Текст книги "Девушки из хижины"
Автор книги: Минка Кент
Жанр: Триллеры, Боевики
Возрастные ограничения: +16
сообщить о неприемлемом содержимом
Текущая страница: 5 (всего у книги 15 страниц) [доступный отрывок для чтения: 5 страниц]
Глава 14
Николетта
Застегнув молнию на чемодане, Брант садится рядом со мной на кровать. Касается ладонью моей щеки, подушечкой большого пальца проводит по нижней губе и целует.
В прошлом году в это время я уже была во Флориде, нежилась на солнце, ходила по белому, как сахар, песку, любовалась морскими волнами. Влажный ветер то трепал, то приглаживал мои волосы, а Кейт рассказывала очередную историю из своей богатой личной жизни.
Я всегда жила этими поездками. Зимы на севере штата Нью-Йорк пасмурны и унылы. Зимы с Кейт веселы, жизнерадостны, ярки. Дом ее стоит прямо на воде, и это ни с чем несравнимо – просыпаться под шум бьющихся о берег волн или крики чаек, реющих вдоль кромки океана.

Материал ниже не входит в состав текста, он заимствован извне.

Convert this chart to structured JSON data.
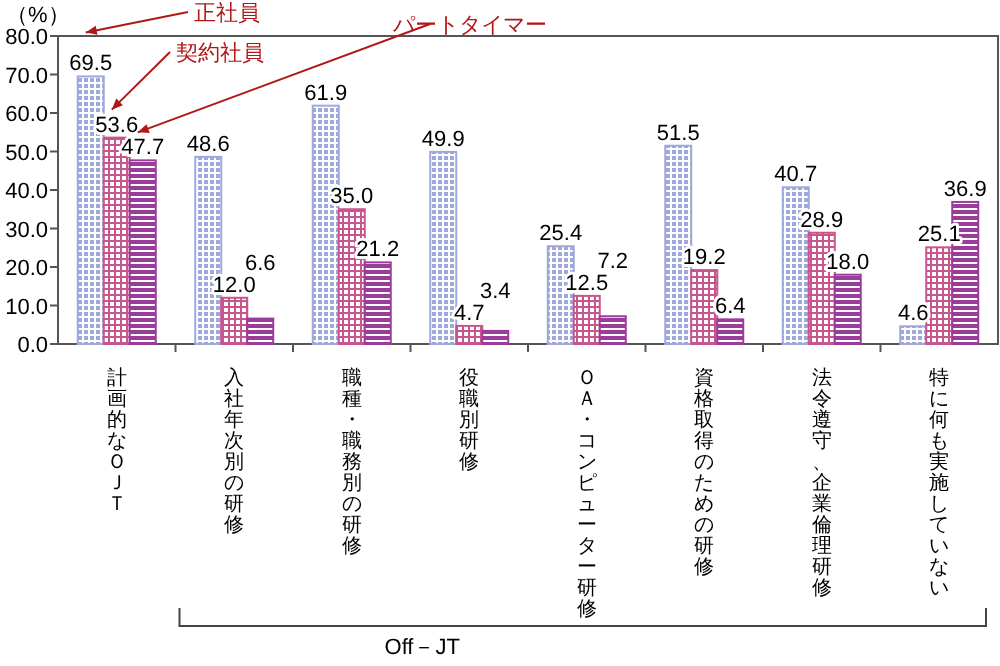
{
  "chart_data": {
    "type": "bar",
    "ylabel": "（%）",
    "categories": [
      "計画的なＯＪＴ",
      "入社年次別の研修",
      "職種・職務別の研修",
      "役職別研修",
      "ＯＡ・コンピューター研修",
      "資格取得のための研修",
      "法令遵守、企業倫理研修",
      "特に何も実施していない"
    ],
    "series": [
      {
        "color": "#9fa8dc",
        "values": [
          69.5,
          48.6,
          61.9,
          49.9,
          25.4,
          51.5,
          40.7,
          4.6
        ],
        "value_labels": [
          "69.5",
          "48.6",
          "61.9",
          "49.9",
          "25.4",
          "51.5",
          "40.7",
          "4.6"
        ]
      },
      {
        "color": "#c8558c",
        "values": [
          53.6,
          12.0,
          35.0,
          4.7,
          12.5,
          19.2,
          28.9,
          25.1
        ],
        "value_labels": [
          "53.6",
          "12.0",
          "35.0",
          "4.7",
          "12.5",
          "19.2",
          "28.9",
          "25.1"
        ]
      },
      {
        "color": "#9a3c9a",
        "values": [
          47.7,
          6.6,
          21.2,
          3.4,
          7.2,
          6.4,
          18.0,
          36.9
        ],
        "value_labels": [
          "47.7",
          "6.6",
          "21.2",
          "3.4",
          "7.2",
          "6.4",
          "18.0",
          "36.9"
        ]
      }
    ],
    "ylim": [
      0,
      80
    ],
    "yticks": [
      {
        "value": 0,
        "label": "0.0"
      },
      {
        "value": 10,
        "label": "10.0"
      },
      {
        "value": 20,
        "label": "20.0"
      },
      {
        "value": 30,
        "label": "30.0"
      },
      {
        "value": 40,
        "label": "40.0"
      },
      {
        "value": 50,
        "label": "50.0"
      },
      {
        "value": 60,
        "label": "60.0"
      },
      {
        "value": 70,
        "label": "70.0"
      },
      {
        "value": 80,
        "label": "80.0"
      }
    ],
    "annotations": [
      "正社員",
      "契約社員",
      "パートタイマー",
      "Off－JT"
    ]
  }
}
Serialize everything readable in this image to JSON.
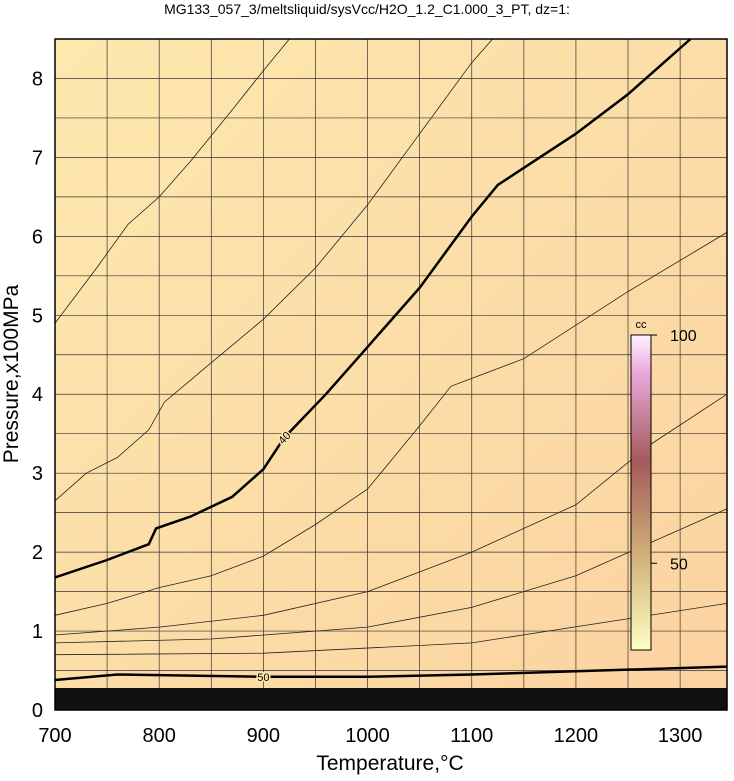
{
  "chart_data": {
    "type": "contour",
    "title": "MG133_057_3/meltsliquid/sysVcc/H2O_1.2_C1.000_3_PT, dz=1:",
    "xlabel": "Temperature,°C",
    "ylabel": "Pressure,x100MPa",
    "xlim": [
      700,
      1345
    ],
    "ylim": [
      0,
      8.5
    ],
    "xticks": [
      700,
      800,
      900,
      1000,
      1100,
      1200,
      1300
    ],
    "yticks": [
      0,
      1,
      2,
      3,
      4,
      5,
      6,
      7,
      8
    ],
    "xminorticks": [
      750,
      850,
      950,
      1050,
      1150,
      1250
    ],
    "yminorticks": [
      0.5,
      1.5,
      2.5,
      3.5,
      4.5,
      5.5,
      6.5,
      7.5
    ],
    "grid": true,
    "contours": [
      {
        "level": 40,
        "bold": true,
        "x": [
          700,
          750,
          790,
          797,
          830,
          870,
          900,
          920,
          960,
          1000,
          1050,
          1100,
          1125,
          1200,
          1250,
          1310
        ],
        "y": [
          1.68,
          1.9,
          2.1,
          2.3,
          2.45,
          2.7,
          3.05,
          3.45,
          4.0,
          4.6,
          5.35,
          6.25,
          6.65,
          7.3,
          7.8,
          8.5
        ]
      },
      {
        "level": 50,
        "bold": true,
        "x": [
          700,
          760,
          900,
          1000,
          1100,
          1345
        ],
        "y": [
          0.38,
          0.45,
          0.42,
          0.42,
          0.45,
          0.55
        ]
      }
    ],
    "lines": [
      {
        "x": [
          700,
          740,
          770,
          800,
          830,
          870,
          900,
          925
        ],
        "y": [
          4.9,
          5.6,
          6.15,
          6.5,
          6.95,
          7.6,
          8.1,
          8.5
        ]
      },
      {
        "x": [
          700,
          730,
          760,
          790,
          805,
          850,
          900,
          950,
          1000,
          1050,
          1100,
          1120
        ],
        "y": [
          2.65,
          3.0,
          3.2,
          3.55,
          3.9,
          4.4,
          4.95,
          5.6,
          6.4,
          7.3,
          8.2,
          8.5
        ]
      },
      {
        "x": [
          700,
          750,
          800,
          850,
          900,
          950,
          1000,
          1050,
          1080,
          1150,
          1250,
          1345
        ],
        "y": [
          1.2,
          1.35,
          1.55,
          1.7,
          1.95,
          2.35,
          2.8,
          3.6,
          4.1,
          4.45,
          5.3,
          6.05
        ]
      },
      {
        "x": [
          700,
          800,
          900,
          1000,
          1100,
          1200,
          1270,
          1345
        ],
        "y": [
          0.95,
          1.05,
          1.2,
          1.5,
          2.0,
          2.6,
          3.35,
          4.0
        ]
      },
      {
        "x": [
          700,
          850,
          1000,
          1100,
          1200,
          1345
        ],
        "y": [
          0.85,
          0.9,
          1.05,
          1.3,
          1.7,
          2.55
        ]
      },
      {
        "x": [
          700,
          900,
          1100,
          1345
        ],
        "y": [
          0.7,
          0.72,
          0.85,
          1.35
        ]
      }
    ],
    "colorbar": {
      "label": "cc",
      "lim": [
        31,
        100
      ],
      "ticks": [
        50,
        100
      ]
    }
  }
}
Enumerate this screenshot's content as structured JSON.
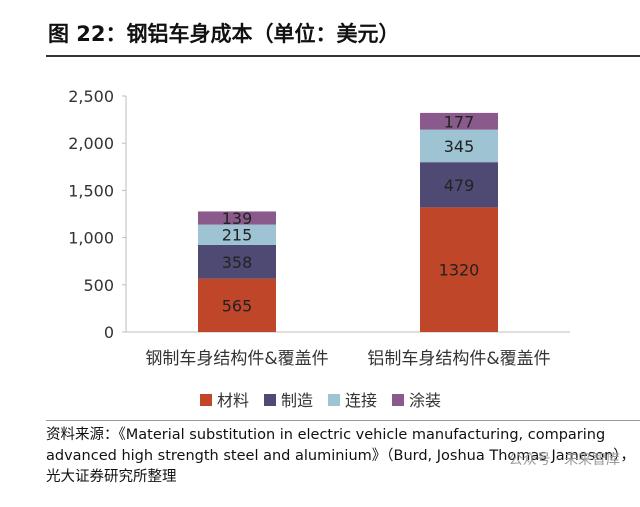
{
  "title": "图 22：钢铝车身成本（单位：美元）",
  "chart_data": {
    "type": "bar",
    "stacked": true,
    "categories": [
      "钢制车身结构件&覆盖件",
      "铝制车身结构件&覆盖件"
    ],
    "series": [
      {
        "name": "材料",
        "color": "#c0462a",
        "values": [
          565,
          1320
        ]
      },
      {
        "name": "制造",
        "color": "#4f4a74",
        "values": [
          358,
          479
        ]
      },
      {
        "name": "连接",
        "color": "#9ec3d3",
        "values": [
          215,
          345
        ]
      },
      {
        "name": "涂装",
        "color": "#8a5a8c",
        "values": [
          139,
          177
        ]
      }
    ],
    "ylim": [
      0,
      2500
    ],
    "yticks": [
      0,
      500,
      1000,
      1500,
      2000,
      2500
    ],
    "ytick_labels": [
      "0",
      "500",
      "1,000",
      "1,500",
      "2,000",
      "2,500"
    ],
    "legend_position": "bottom",
    "grid": false
  },
  "source_lines": [
    "资料来源：《Material substitution in electric vehicle manufacturing, comparing",
    "advanced high strength steel and aluminium》（Burd, Joshua Thomas Jameson），",
    "光大证券研究所整理"
  ],
  "watermark": "公众号 · 未来智库"
}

Годами я намекала Бранту на желание жить в каком-нибудь теплом и зеленом райском местечке, но ему это претит. Обычный ответ звучит примерно так: «Пока мы не поседеем и не удалимся от дел, нам противопоказан образ жизни Флориды. Мы растолстеем, обленимся и испортимся на солнце».
К тому же ему нравится жить вблизи Нью-Йорка; живя здесь, говорит он, нужно лишь несколько часов, чтобы при необходимости сесть в самолет и улететь в любую точку мира.
Поэтому зимы я проводила у Кейт.
Художник – странное, капризное существо. В какой-то момент его творческий порыв иссякает, потом в нем вспыхивает такой огонь, что прямо искры сыплются из глаз. Тогда он весь и сразу оживает. Это прекрасно и заразительно, и отчасти именно из-за этих вспышек я и влюбилась в Бранта.
Но в последнее время ему кажется, что он начинает задыхаться, будто оказался взаперти. Он сомневается, занимается самоедством, чувствует себя никчемным самозванцем, которого вот-вот разоблачат… И выставка в музее «Беллхаус», по его мнению, ничего не значит.
Муж берет меня за руку.
– Уверена, что все будет в порядке?
– Я же предлагала, возьми меня с собой.
Мы говорили об этом. После того, как я заявила, что на зиму остаюсь в Нью-Йорке. Вызвалась сопровождать его в поездке, но умышленно дождалась, пока на его стыковочный рейс из Далласа до международного аэропорта «Марискаль Сукре» не закончились билеты.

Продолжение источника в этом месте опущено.